Dennis H. Lee
The 2020 Henry Morgenthau III Poetry Prize Winner for his manuscript, Tidal Wave
Dennis H. Lee grew up in Brooklyn and worked in his parents’ stationery store in Manhattan’s theatre district. A graduate of Brooklyn Tech and the College of the Sequoias, where he majored in Electronics, he is a U.S Navy vet who served on the U.S.S. Enterprise. In the 1960s, he sang with the doo-wop group The Nocturnes, which once sang on the same bill as Richie Havens. He spent much of his career as a computer software engineer and manager. A poet and songwriter for over a quarter of a century, his work has appeared in many journals, including Alimentum: The Literature of Food, antiTHESIS, Descant, Elysian Fields Quarterly, and RATTLE. Dennis and his wife, Donna, co-founded the DVP Reading Series in Princeton, which continued for over 25 years. He lives in Hillsborough, New Jersey.
Tidal Wave is a serious achievement of growing up and growing older, as if these two worlds existed simultaneously on parallel planes. Much of childhood still abides in this poet, the recollection of the shape and meaning of a button, or in offices where doctors ride small horses into the waiting rooms of life, and analysts sit in spare, unfurnished rooms, or the fortune cookie offers not wisdom, but a dance.

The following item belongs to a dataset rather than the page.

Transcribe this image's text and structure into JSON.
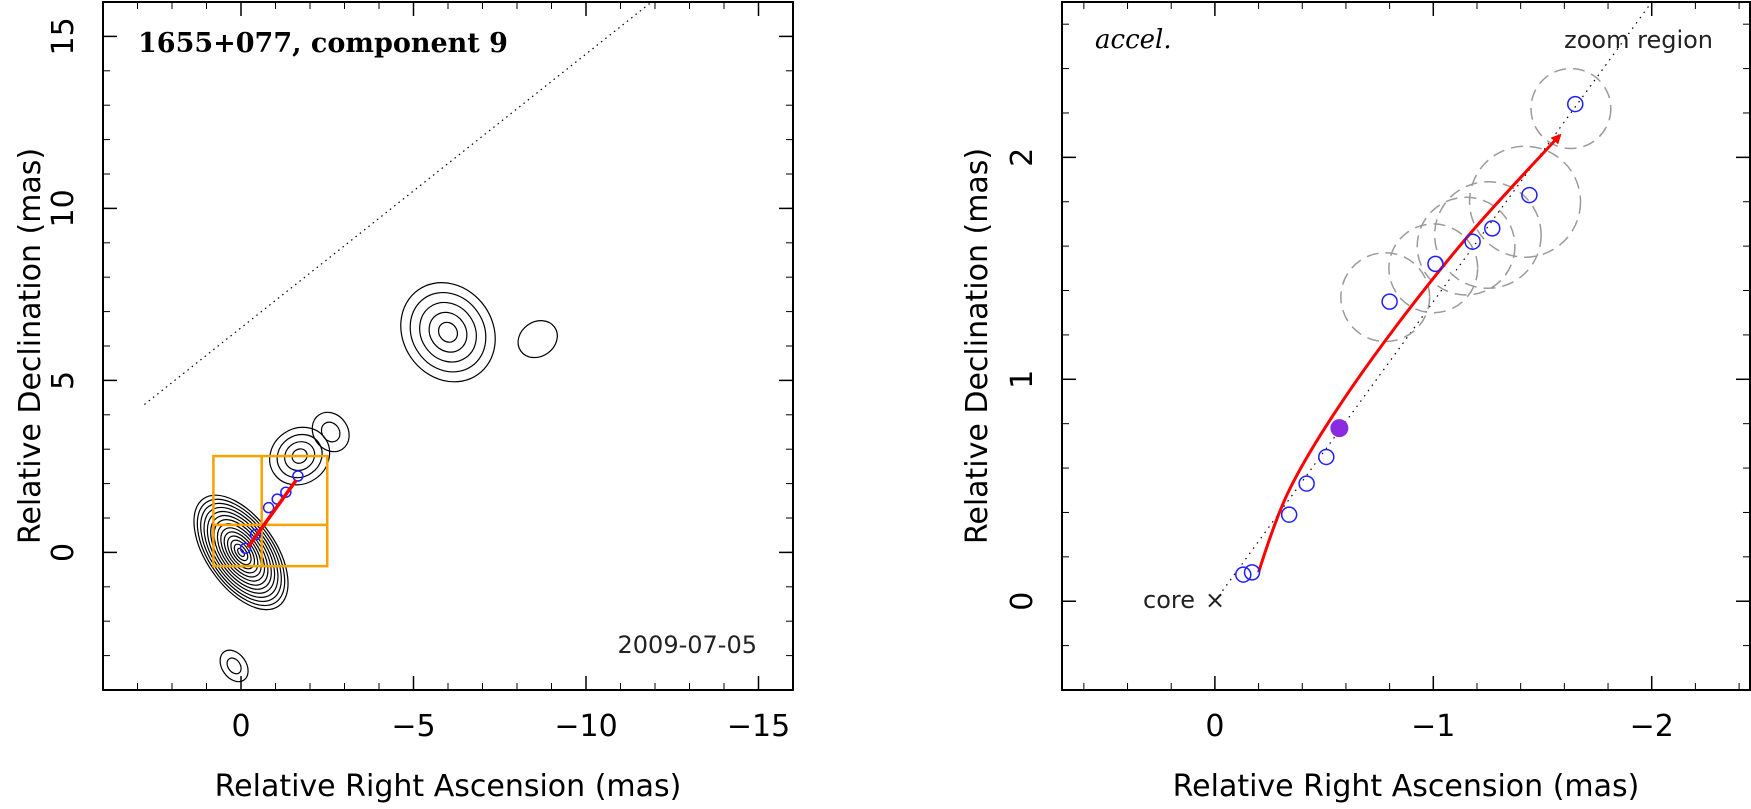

I admire the intelligence and honesty of these poems and the sense of a life constantly at the threshold of a change of heart.”
David Keplinger, Judge
Pat Anthony from Fontana, Kansas, Between Two Cities on a Greyhound
Fran Markover from Ithaca, New York, How Soft the Letting Go
Richard Downing from Hudson, Florida, Backseat myths of la inmigrante
Robert Lewis from Poughkeepsie, New York, Among the Forgotten
Judith Whiton from The Villages, Florida, House Hunting
From the editors: Thank you to everyone who sent us their excellent manuscripts for this debut prize. A special thank you to David Keplinger for all the love and sensitivity he brought to his duties as contest judge. Henry Morgenthau, who published his first book of poems at age 99, would be overjoyed to see ‘newer’ older poets receiving national recognition for their artistic achievements.